The sixth day of the Mongolian street protests against the “coal mafia”, a group of state officials and executives who have apparently robbed the public purse of billions of dollars, also brought more concessions from the government in terms of investigating the affair.
As protesters again on December 9 gathered in front of Government Palace in Ulaanbaatar to demand accountability, the government announced that it would start giving daily briefings on the coal theft scandal. The Cabinet secretariat, meanwhile, said nine contracts related to the state mining company at the heart of the affair, Erdenes Tavan Tolgoi (ETT), would be declassified and made public. Henceforth, the government would not enter into any non-public agreements on coal export sales, officials also pledged. The confidentiality of non-disclosure agreements (NDA) would be terminated.
The secretariat also announced that parliament will form a temporary committee to probe the coal theft case.
Statements from the secretariat also alluded to claims that the protests—which on December 8 led to some instances of traffic flows in central Ulaanbaatar being obstructed—were incited by political and business groups who were involved in the coal mafia. "The government will continue to fight these thugs," the secretariat said.
Most of those who will be investigated in relation to the thieved coal and related earnings on coal exports to China are Mongolian customs officials. Among those officials is Asralt Batbold, head of the General Directorate of Customs, who, shortly after acknowledging the allegations, resigned from his post.
It is unclear if any of the nine contracts dated from 2019 to 2022 implicate any of the companies involved with ETT in terms of missing coal and coal export monies. Nonetheless, these contracts will be turned over to the National Audit Office for further investigation, while conflict of interest issues are to be verified and transferred to the temporary parliamentary committee.

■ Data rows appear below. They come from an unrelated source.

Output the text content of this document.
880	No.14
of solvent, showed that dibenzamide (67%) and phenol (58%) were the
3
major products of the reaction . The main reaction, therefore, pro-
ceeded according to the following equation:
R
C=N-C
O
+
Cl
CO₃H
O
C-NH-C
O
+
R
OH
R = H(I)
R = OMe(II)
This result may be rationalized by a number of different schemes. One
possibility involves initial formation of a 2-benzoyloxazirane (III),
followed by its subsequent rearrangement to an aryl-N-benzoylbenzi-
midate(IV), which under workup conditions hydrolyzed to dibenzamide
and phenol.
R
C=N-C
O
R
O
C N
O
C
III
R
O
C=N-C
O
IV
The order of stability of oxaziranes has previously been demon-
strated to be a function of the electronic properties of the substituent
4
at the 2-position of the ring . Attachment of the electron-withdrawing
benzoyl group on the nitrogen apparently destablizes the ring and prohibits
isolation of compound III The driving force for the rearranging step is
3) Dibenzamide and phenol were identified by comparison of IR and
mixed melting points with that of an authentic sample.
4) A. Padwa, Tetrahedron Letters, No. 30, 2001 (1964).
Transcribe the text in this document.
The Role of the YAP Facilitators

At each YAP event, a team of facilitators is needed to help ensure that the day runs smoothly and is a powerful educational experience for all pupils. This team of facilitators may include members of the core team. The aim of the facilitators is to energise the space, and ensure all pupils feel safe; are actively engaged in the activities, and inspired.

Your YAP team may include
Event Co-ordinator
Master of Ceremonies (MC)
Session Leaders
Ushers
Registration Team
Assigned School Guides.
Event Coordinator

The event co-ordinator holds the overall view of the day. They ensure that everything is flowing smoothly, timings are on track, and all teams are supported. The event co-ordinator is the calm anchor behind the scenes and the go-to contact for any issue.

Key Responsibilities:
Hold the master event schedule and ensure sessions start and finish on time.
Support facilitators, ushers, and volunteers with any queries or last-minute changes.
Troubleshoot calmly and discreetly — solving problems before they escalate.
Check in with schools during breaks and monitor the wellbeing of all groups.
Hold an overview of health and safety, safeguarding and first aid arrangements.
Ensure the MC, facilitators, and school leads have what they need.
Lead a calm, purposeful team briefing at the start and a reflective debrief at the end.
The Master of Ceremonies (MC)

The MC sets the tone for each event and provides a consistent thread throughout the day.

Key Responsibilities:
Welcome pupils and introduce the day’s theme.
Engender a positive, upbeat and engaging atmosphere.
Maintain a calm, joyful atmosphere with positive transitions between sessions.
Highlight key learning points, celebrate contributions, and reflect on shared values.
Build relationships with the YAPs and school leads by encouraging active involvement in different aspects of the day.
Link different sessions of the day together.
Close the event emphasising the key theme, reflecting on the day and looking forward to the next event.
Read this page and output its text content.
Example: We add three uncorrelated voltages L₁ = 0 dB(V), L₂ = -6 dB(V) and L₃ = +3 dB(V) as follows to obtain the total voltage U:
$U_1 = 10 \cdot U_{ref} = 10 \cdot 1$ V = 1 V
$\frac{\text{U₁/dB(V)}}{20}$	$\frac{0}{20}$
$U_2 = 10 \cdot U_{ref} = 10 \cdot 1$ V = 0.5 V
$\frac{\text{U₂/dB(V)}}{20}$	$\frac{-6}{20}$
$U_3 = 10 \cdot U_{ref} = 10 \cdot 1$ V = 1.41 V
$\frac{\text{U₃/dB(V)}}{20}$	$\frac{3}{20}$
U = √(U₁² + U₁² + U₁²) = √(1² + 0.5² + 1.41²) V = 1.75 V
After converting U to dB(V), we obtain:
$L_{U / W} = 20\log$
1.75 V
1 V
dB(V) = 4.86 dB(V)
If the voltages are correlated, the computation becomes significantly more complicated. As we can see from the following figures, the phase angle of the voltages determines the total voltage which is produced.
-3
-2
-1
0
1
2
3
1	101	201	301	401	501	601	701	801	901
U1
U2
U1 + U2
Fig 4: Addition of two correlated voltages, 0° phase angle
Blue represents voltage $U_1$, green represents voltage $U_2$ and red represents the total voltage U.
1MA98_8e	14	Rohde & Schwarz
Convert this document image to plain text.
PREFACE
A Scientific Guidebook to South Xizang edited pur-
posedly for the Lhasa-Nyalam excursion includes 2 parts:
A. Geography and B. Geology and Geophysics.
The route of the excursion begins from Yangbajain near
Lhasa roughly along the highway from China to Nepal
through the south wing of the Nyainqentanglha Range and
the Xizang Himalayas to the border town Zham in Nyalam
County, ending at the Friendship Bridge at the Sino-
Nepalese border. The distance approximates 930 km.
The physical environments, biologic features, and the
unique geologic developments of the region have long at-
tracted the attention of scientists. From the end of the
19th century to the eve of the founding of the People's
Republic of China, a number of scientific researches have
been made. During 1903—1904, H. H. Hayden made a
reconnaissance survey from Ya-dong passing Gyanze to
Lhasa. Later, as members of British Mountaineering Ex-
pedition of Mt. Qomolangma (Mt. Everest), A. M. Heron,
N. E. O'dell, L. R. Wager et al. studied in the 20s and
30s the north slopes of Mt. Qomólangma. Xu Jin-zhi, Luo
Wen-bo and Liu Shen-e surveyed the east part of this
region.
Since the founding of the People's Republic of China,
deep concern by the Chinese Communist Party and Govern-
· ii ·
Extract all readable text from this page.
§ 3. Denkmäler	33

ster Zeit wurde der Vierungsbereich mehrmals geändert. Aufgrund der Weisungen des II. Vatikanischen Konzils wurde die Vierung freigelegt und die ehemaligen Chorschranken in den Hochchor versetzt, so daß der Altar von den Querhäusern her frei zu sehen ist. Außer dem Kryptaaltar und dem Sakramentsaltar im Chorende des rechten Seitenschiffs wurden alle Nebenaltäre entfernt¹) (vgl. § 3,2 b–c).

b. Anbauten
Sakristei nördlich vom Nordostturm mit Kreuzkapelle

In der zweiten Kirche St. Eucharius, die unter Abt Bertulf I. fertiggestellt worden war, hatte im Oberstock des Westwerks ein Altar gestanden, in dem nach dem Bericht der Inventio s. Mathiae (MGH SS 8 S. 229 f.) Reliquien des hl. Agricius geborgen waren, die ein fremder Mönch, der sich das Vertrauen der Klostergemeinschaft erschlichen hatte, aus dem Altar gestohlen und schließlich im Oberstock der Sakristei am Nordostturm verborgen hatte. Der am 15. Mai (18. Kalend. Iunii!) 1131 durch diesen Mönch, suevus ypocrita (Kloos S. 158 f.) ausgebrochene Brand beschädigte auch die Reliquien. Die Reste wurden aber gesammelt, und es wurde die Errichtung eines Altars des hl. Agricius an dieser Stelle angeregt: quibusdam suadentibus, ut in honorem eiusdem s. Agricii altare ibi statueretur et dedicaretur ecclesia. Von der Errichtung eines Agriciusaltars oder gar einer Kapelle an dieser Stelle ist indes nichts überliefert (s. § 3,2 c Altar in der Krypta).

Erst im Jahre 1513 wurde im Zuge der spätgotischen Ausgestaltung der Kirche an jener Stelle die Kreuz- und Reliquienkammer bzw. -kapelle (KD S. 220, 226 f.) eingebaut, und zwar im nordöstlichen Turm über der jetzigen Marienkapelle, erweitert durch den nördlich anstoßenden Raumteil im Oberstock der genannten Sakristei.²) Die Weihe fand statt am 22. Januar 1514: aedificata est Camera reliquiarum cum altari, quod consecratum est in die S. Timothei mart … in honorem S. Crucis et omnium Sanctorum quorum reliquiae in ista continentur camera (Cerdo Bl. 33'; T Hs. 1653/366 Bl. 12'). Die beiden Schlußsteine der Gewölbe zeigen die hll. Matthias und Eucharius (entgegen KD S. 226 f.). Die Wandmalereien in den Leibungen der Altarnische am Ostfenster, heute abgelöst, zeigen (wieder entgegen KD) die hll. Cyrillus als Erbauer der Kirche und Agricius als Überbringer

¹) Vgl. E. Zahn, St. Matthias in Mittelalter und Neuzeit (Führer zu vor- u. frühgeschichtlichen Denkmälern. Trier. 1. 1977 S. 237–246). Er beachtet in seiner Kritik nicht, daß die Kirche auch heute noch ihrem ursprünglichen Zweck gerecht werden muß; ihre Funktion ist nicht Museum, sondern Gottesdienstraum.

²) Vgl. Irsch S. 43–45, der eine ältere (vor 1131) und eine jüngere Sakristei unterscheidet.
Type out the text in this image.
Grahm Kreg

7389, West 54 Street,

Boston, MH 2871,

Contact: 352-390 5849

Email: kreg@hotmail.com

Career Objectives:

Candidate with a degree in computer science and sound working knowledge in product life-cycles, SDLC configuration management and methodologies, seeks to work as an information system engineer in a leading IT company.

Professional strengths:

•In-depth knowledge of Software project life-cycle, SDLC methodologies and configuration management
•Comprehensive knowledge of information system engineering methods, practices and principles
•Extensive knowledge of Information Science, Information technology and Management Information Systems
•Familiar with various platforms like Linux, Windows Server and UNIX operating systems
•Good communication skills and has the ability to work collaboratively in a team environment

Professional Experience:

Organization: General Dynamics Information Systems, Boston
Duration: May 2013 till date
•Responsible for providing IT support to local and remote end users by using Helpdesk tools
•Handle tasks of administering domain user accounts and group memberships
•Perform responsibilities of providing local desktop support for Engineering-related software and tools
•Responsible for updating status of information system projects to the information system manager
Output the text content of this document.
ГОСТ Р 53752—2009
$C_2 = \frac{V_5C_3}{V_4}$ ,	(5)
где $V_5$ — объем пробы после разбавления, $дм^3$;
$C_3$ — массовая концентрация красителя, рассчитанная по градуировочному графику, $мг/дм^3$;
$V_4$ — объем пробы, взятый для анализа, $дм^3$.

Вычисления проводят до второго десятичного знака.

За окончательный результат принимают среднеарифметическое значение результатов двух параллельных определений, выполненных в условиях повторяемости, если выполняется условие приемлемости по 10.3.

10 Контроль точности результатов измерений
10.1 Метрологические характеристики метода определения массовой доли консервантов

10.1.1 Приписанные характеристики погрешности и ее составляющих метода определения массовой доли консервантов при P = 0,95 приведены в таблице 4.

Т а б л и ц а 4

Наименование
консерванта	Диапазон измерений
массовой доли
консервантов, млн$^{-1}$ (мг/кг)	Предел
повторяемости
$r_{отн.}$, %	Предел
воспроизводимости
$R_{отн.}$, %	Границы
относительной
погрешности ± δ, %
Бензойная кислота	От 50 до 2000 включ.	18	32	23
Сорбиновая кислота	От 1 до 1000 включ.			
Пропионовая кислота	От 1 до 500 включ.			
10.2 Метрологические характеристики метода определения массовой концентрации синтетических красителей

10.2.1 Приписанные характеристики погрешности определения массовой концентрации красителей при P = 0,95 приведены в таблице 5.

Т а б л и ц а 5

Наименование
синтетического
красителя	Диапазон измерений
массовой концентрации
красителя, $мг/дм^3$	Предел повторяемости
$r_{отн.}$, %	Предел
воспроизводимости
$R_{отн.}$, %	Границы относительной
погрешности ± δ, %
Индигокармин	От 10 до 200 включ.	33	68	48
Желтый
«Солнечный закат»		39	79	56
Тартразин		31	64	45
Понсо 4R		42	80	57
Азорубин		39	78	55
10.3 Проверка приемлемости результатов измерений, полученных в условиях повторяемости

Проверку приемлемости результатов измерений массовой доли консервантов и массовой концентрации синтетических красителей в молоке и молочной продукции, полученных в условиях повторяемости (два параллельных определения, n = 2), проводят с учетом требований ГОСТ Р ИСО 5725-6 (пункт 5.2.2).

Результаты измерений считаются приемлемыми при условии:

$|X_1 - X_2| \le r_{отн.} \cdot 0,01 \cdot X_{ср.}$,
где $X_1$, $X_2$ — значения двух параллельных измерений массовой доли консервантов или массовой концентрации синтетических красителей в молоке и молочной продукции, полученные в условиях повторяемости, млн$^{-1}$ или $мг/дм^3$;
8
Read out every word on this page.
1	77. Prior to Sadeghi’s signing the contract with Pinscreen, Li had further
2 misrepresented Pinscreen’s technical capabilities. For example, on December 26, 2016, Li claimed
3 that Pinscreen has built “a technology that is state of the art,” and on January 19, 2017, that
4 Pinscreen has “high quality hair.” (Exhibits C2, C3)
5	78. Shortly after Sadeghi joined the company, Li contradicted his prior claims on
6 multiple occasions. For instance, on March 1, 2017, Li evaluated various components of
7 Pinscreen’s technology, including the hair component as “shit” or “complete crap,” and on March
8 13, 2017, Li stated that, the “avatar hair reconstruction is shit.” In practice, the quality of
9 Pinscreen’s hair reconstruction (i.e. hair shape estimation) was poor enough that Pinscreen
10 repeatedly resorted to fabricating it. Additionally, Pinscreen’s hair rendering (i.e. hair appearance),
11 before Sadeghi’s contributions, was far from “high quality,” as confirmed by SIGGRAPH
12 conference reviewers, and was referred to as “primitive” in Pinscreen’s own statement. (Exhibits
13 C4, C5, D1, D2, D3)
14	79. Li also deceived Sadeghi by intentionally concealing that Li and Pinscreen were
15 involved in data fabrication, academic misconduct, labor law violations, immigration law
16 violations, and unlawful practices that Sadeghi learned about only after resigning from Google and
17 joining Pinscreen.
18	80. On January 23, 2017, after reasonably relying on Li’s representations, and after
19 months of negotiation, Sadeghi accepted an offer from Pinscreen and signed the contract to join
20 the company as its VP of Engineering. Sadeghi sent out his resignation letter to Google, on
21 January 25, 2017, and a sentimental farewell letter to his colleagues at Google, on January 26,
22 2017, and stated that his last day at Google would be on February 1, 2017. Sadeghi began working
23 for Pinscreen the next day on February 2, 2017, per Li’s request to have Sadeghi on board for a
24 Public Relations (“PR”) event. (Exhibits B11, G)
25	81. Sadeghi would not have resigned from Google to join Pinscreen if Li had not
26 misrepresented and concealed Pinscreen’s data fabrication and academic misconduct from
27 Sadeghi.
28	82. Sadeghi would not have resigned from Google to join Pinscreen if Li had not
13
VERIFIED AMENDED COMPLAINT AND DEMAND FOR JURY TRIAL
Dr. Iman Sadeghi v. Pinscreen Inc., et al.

The contracts were signed based on recommendations in June 2019 of the National Security Council (NSC), which consisted of former president Battulga Khaltmaa, Speaker of the Parliament Zandanshatar Gombojav, and former prime minister and current president Khurelsukh Ukhnaa.
One shocking revelation is that former MP Enkhbold Luvsan raised the coal theft case in parliament as far back as 2018.
On December 8, Enkhbold provided in-depth details about the affair to local TV station TV8. He said that he first discovered information when attempting to help a former customs official avoid prison time. This customs whistleblower was eventually sentenced to two and a half years in prison, while trying to make the coal scandal public.
Enkhbold recounted that when he raised the issue in parliament four years ago, he encountered opposition from within his own party, the Mongolian People's Party (MPP).
One established claim in the affair is that when 379,000 tonnes of coal went missing in 2010-2011, inspectors at the time determined that 3,758 coal haul trucks were registered as "empty" at customs.
Enkhbold also told how, when he was a member of parliament in 2016 and a member of the parliamentary standing committee on justice in 2017, he asked the prosecutor general about the claimed coal theft, but the prosecuter general replied: "It [the case] is closed because the statute of limitations has expired."
Nyambaatar Khishgee, the Justice and Internal Affairs Minister, gave a briefing on some details of the coal theft and how law enforcement would proceed with its investigation. The statute of limitations will be lifted in all cases related to the coal theft, with investigators to primarily look into discrepancies between local and foreign customs data, said Nyambaatar.